Other Black political parties (6%)
- United Democratic Sudan Forum
- Union of Sudan African Parties 1
- Union of Sudan African Parties 2
- United Democratic Front
- South Sudan Democratic Forum/ Democratic Forum for South Sudan
- Sudan African National Union

Composition of the National Assembly following the 2010 election and the independence of South Sudan.

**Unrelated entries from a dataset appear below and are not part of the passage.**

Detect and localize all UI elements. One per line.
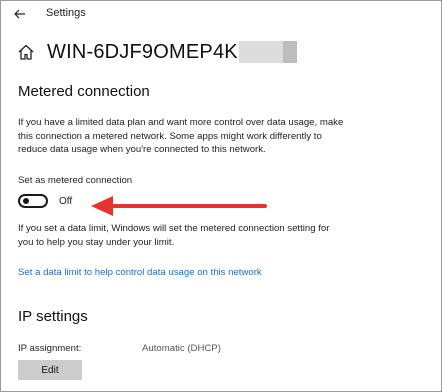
- redaction-block-dark: [282, 41, 297, 63]
- back-arrow-icon: [14, 9, 25, 19]
- ip-settings-heading: IP settings: [18, 308, 88, 325]
- metered-toggle-row: Off: [18, 194, 72, 208]
- page-title: WIN-6DJF9OMEP4K: [47, 40, 238, 63]
- redaction-block: [238, 41, 283, 63]
- metered-connection-toggle[interactable]: [18, 194, 48, 208]
- metered-toggle-label: Set as metered connection: [18, 175, 133, 186]
- data-limit-info: If you set a data limit, Windows will se…: [18, 223, 330, 248]
- toggle-knob: [23, 198, 29, 204]
- page-header: WIN-6DJF9OMEP4K: [17, 37, 297, 67]
- edit-ip-button[interactable]: Edit: [18, 360, 82, 380]
- title-bar: Settings: [1, 1, 441, 27]
- ip-assignment-label: IP assignment:: [18, 343, 82, 354]
- home-icon[interactable]: [17, 43, 35, 61]
- set-data-limit-link[interactable]: Set a data limit to help control data us…: [18, 267, 262, 278]
- annotation-arrow-icon: [91, 196, 267, 216]
- metered-description: If you have a limited data plan and want…: [18, 117, 344, 155]
- toggle-state-text: Off: [59, 195, 73, 207]
- app-title: Settings: [46, 7, 86, 19]
- metered-connection-heading: Metered connection: [18, 83, 150, 100]
- ip-assignment-value: Automatic (DHCP): [142, 343, 221, 354]
- settings-window: Settings WIN-6DJF9OMEP4K Metered connect…: [0, 0, 442, 392]
- back-button[interactable]: [10, 4, 30, 24]
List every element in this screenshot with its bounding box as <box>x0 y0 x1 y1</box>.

| Party |  | 2010 Election Results | Following independence of South Sudan |
|---|---|---|---|
|  | National Congress Party | 324 | 316 |
|  | Sudan People's Liberation Movement | 99 | 8 |
|  | Popular Congress Party | 4 | 4 |
|  | Democratic Unionist Party | 4 | 4 |
|  | Federal Umma Party | 4 | 3 |
|  | Umma Party for Reform and Development | 3 | 2 |
|  | Democratic Unionist Party - Original | 1 | 0 |
|  | Sudan People's Liberation Movement–Democratic Change | 2 | 0 |
|  | Umma Collective Leadership | 1 | 1 |
|  | Federal Umma Party | 1 | 1 |
|  | National Umma Party | 1 | 1 |
|  | Muslim Brotherhood | 1 | 1 |
|  | Independents | 3 | 3 |
| Vacant |  | 4 | 8 |
| Total |  | 450 | 354 |

== Parliament building ==
The seat of the National Assembly is Omdurman, immediately north-west of the country's capital Khartoum. The building was designed in the style of brutalist architecture by the Romanian architect Cezar Lăzărescu and completed in 1978. It is located on the banks of the White Nile at the confluence with the Blue Nile near the old Omdurman bridge.